The above changes should go a good way to removing or reducing a number of hazards. Some other issues are not so localised, and thus a lot harder to resolve, like the tight on-road environment during peak hours west of Ngapipi Drive, the Ngapipi / Tamaki Drive intersection itself, or the narrow off-road path, especially from Kelly Tarlton to Mission Bay, where it is especially narrow and busy. To deal with some of these, Auckland Transport are proposing more major works, tentatively scheduled for the next 2-3 years:
- Major changes to Ngapipi Road / Tamaki Drive – either a signalisation, or a roundabout option (which CAA would really dislike, as roundabouts are bad news for cycle safety – but which is favoured by the Orakei Local Board for traffic capacity reasons…). However, unless the bridge just west of the intersection is also rebuilt (currently not planned, due to the significant extra costs) there remain some cycling issues in both options.

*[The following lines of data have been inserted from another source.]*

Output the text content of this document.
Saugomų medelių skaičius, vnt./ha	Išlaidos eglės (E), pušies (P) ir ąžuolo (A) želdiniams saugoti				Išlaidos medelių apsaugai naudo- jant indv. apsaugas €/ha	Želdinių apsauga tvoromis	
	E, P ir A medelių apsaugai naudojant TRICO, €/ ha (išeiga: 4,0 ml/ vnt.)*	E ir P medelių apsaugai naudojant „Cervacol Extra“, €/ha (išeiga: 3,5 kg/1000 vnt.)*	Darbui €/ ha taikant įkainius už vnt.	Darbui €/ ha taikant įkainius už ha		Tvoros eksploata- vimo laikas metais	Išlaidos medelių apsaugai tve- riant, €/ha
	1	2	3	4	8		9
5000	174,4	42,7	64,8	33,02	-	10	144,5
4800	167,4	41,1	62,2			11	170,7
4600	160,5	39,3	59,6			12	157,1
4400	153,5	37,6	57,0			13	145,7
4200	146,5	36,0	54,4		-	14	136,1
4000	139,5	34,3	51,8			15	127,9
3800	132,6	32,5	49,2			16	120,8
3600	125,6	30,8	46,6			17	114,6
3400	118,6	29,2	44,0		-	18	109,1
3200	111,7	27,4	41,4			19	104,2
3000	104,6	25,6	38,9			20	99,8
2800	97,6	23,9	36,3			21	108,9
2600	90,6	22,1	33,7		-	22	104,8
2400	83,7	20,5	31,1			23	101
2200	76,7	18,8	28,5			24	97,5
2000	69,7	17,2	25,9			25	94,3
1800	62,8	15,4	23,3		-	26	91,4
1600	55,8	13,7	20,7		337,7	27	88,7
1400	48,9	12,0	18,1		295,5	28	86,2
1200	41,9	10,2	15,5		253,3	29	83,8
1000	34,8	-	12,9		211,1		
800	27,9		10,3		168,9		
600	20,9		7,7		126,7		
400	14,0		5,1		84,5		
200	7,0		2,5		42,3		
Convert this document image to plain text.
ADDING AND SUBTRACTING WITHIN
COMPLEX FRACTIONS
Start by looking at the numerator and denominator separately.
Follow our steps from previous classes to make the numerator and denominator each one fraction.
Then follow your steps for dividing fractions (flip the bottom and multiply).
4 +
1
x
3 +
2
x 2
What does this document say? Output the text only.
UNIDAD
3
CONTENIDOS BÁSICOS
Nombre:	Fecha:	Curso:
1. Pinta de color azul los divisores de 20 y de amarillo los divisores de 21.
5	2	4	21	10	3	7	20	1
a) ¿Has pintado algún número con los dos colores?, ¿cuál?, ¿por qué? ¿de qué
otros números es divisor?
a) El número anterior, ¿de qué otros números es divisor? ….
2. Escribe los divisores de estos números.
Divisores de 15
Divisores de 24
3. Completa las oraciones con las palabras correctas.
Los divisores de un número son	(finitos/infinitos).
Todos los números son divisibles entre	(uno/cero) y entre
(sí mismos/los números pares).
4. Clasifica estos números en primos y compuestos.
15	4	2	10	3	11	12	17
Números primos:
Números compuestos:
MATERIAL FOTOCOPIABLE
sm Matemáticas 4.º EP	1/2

- Both intersections designs would include significant widening to the off-road path along the northern side – which would be in accordance with a Tamaki Drive design template that would provide approximately 5m width for pedestrians / off-road cyclists wherever Tamaki Drive is being reconstructed in a major fashion in the future.
- At Kelly Tarlton’s, further changes (in addition to those described above) would see some reclamation at the tightest point (near where Jane Bishop died, and where the off-road path currently narrows to about 1.5m, shared with pedestrians) to create enough space for a stair / seating area and a 5m minimum path.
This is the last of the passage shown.